Believe me, it's not an easy job to do but I think that's why I love it so much. It makes you think, you use your brain, you develop great interpersonal skills and you learn so much about people and what life can be really like. You can literally change someone's life!
The great thing is that you're not on your own, there is great support and encouragement from the people you work with, there is superb training and learning opportunities.
I have no regret at taking this chance to volunteer, it's made me rounded, has given me a greater understanding of people and the multitude of problems they have - it keeps you young, interested and at the risk of sounding cheesy, you're doing some good!”
“Joining CARF was partly as a result of my voluntary work with Chest Heart and Stroke Scotland taking up less of my time.
I went into the CAB in Cupar to get some advice and saw a poster asking for volunteers. I hadn't realised that the organisation was a charity and largely run by volunteers.
I thought the adviser role sounded very interesting and one that I could maybe bring some of my life and career skills good to use.
Having gone through the application process, I started my training in June last year.
With more than six months completed and at the end of a rigorous training programme programme, I became fully accredited in February 2015.
I have really enjoyed the learning process and meeting people from all walks of life. It is a great feeling to get a thank you at the end of an interview, knowing that you have helped someone to deal with a problem. It has helped me become more confident and more knowledgeable about a wide range of issues affecting members of the public.

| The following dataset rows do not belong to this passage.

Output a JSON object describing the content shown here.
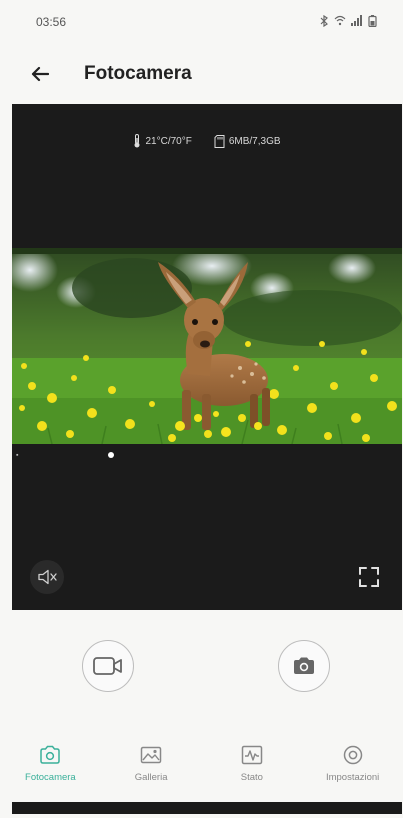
{
  "status_bar": {
    "time": "03:56",
    "icons": [
      "bluetooth-icon",
      "wifi-icon",
      "signal-icon",
      "battery-icon"
    ]
  },
  "app_bar": {
    "title": "Fotocamera"
  },
  "camera": {
    "temperature": "21°C/70°F",
    "storage": "6MB/7,3GB",
    "timestamp": "",
    "preview_subject": "deer-fawn-in-flowers"
  },
  "controls": {
    "video_icon": "video-camera-icon",
    "photo_icon": "camera-icon"
  },
  "bottom_nav": {
    "items": [
      {
        "label": "Fotocamera",
        "icon": "camera-icon",
        "active": true
      },
      {
        "label": "Galleria",
        "icon": "gallery-icon",
        "active": false
      },
      {
        "label": "Stato",
        "icon": "status-icon",
        "active": false
      },
      {
        "label": "Impostazioni",
        "icon": "gear-icon",
        "active": false
      }
    ]
  },
  "colors": {
    "accent": "#3ab09a",
    "camera_bg": "#1b1b1b",
    "page_bg": "#f7f7f5"
  }
}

For once in my life I actually look forward to going into work!"
“I returned to be a generalist volunteer with Citizens Advice in August 2012 because the role is the right fit for me and helps the wider community. By profession and personality I was an analyst. Citizens Advice gives me the enjoyable task of problem solving where each case and each client present a different enquiry. I can honestly say that I learn something new every day that I'm in the bureau and whilst I may not always find the desired solution, I have the great satisfaction of being able to help many people who ask for advice.
I rely on the two pillars of Citizens Advice: firstly, a team of supportive and experienced colleagues who are as helpful to me as they are to our clients; secondly, a great information retrieval system called AdviserNet. As a generalist I certainly can't know it all and am not expected to but with AdviserNet I have a database which taps into hundreds of subjects in a format which is client oriented. If the client enquiry is highly specialised I can refer them to our in-house specialists or can pass them on to other support agencies who know the subject in detail.
There is a great mass of information available and a great need for advice. Citizens Advice bridges the gap between the two and I'm proud to play a part in it.”